Hacker News new | ask | show | jobs
by ixmerof 934 days ago
I am not a pro in the subject, but does it mean the data still needs to reach the bridge on cpu first? What I am thinking of now is that with DX12 there's already a direct access to SSD's for fastes data copy to NVRAM, why then couldn't this benefit of losing some hops whenever reaching for data that is already onboard?
4 comments

PCIe latency is a few orders of magnitude lower than NAND flash read latency, so the extra round trip to the CPU's PCIe root complex doesn't matter.
Not latency, but bandwidth to the GPU, matters for asset loading. Can the GPU load assets directly from its own SSD, as the PS5 does, or is this just an SSD the processor can use as a "disk"?
Extra hops on the PCIe link has even less of an impact on bandwidth than on latency.

This product is exposing the SSD directly to the host CPU because that's the only way to make the SSD useful.
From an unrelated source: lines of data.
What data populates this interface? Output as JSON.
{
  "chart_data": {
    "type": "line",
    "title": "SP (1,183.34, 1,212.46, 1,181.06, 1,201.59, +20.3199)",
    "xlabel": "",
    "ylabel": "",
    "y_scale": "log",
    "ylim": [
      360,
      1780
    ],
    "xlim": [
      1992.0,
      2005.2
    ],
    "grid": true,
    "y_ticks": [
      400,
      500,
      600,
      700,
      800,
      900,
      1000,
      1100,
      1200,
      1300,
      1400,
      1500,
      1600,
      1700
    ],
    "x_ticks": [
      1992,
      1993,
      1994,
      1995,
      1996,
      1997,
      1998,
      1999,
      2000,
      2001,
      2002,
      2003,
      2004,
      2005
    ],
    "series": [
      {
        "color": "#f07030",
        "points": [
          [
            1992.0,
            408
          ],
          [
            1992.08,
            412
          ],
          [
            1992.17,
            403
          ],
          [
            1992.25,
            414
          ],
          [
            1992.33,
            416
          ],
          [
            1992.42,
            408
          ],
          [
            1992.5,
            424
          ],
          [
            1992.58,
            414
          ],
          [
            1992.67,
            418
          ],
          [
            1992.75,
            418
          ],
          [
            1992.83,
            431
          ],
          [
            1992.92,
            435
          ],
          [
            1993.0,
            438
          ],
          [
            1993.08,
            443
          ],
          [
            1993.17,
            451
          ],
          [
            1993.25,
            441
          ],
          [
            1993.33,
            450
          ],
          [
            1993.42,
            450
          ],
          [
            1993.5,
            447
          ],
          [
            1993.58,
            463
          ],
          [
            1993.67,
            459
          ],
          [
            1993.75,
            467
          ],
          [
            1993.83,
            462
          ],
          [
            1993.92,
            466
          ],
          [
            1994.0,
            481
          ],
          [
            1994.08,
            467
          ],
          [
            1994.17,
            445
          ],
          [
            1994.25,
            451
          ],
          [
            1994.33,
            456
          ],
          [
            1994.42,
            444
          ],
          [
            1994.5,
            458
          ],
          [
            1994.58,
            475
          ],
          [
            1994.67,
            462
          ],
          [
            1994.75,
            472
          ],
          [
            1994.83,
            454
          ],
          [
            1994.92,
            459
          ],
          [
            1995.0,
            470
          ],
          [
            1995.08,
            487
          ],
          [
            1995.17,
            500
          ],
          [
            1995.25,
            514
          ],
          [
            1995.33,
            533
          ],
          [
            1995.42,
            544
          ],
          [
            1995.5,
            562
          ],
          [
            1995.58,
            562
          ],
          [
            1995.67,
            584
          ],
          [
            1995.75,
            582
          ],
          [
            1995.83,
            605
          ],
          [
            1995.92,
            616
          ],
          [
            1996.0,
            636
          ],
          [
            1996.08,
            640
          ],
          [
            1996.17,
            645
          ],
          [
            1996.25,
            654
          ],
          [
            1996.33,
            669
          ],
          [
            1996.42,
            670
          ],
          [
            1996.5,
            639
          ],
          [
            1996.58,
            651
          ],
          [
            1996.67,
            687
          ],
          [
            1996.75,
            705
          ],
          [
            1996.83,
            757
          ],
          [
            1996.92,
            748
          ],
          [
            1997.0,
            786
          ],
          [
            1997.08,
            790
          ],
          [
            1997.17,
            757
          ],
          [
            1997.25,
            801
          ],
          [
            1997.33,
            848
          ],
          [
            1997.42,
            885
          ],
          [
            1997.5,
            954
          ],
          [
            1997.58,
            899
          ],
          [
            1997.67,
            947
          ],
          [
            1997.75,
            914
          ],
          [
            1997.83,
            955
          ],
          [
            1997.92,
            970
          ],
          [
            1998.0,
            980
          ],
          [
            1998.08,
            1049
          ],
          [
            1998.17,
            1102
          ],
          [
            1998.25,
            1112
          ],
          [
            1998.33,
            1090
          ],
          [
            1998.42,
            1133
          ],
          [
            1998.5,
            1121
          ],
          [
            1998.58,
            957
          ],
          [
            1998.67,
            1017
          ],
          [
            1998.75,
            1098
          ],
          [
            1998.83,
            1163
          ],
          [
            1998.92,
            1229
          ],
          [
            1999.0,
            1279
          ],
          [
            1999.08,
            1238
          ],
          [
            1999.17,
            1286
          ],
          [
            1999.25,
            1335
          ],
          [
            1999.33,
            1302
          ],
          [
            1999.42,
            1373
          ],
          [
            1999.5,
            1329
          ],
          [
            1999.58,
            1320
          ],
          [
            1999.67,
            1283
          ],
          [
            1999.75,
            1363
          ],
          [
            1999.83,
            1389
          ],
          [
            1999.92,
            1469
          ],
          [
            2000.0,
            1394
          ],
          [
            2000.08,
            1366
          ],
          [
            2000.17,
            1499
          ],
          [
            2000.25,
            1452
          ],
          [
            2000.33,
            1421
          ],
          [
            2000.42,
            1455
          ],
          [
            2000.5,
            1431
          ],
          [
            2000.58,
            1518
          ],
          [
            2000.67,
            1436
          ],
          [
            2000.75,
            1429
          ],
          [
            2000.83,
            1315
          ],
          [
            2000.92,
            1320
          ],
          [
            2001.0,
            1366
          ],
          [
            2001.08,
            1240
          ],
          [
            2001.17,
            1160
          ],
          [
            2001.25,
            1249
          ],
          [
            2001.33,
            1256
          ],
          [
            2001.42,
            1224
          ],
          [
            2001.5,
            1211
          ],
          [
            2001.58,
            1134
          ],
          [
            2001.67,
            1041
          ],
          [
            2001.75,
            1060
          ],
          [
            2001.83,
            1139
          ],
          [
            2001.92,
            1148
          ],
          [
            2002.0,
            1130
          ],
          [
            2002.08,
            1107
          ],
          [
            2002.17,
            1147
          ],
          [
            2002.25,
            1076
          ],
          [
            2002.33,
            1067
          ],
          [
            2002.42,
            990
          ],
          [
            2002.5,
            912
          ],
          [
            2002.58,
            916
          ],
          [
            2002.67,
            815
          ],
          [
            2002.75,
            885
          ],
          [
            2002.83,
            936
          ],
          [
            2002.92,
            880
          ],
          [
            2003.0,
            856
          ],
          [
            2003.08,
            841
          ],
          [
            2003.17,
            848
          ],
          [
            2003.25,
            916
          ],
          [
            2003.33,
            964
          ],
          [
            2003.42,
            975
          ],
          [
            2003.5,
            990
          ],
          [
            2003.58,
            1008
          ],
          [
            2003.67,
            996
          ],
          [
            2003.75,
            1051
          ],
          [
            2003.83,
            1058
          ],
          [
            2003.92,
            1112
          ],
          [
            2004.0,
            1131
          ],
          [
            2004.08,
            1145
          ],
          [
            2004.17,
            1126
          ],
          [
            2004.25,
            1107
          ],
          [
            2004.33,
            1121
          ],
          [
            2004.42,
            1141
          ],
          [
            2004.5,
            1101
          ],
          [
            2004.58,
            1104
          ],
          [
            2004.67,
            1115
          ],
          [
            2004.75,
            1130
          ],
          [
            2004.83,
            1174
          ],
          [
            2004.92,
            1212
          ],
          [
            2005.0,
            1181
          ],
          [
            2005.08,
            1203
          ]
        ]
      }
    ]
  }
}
There's approximately zero software infrastructure for directly accessing an SSD from a GPU; nobody's running a NVMe driver and filesystem code entirely on the GPU, and even if you did that would be a non-starter in the consumer space because it would effectively require reserving the entire SSD for use by a single application.

It is possible on Linux to have GPU code issue storage requests over io_uring (if the kernel is polling that queue; the GPU cannot directly issue a syscall to make the kernel start checking for new IO requests). But that request still is handled on the CPU as it passes through the OS filesystem/storage stack before the NVMe SSD is instructed to DMA the requested data directly to/from the GPU's VRAM.

Microsoft's DirectStorage is (among other things) their effort to enable similar functionality for at least some use cases.

That’s unlikely given that there’s effectively no difference in framerates between x8 and x16 slots, even though the bandwidth doubles. Bandwidth is pretty clearly not the bottleneck.
PCIe bandwidth is not typically a bottleneck, it has kept ahead of what people need. 8 lanes of PCIe is already 16 GB/s
surely that data copy would not be on the fly, it would be preloaded, SSD's ~8GB/s could not keep up with GPU's ~350GB/s
Yes, it does, although DMA means the CPU will not need to process it. It's like any other M2 drive in your PC.
nVidia generally disables/does not use ReBAR as it either shows no improvement or degrades performance. AMD may be a different story, but that isn't what this card is.
That’s very incorrect. Nvidia requires that every piece of firmware along the way be updated to support it, and won’t enable it unless they are. However if they are, depending on the game there’s definitely uplift.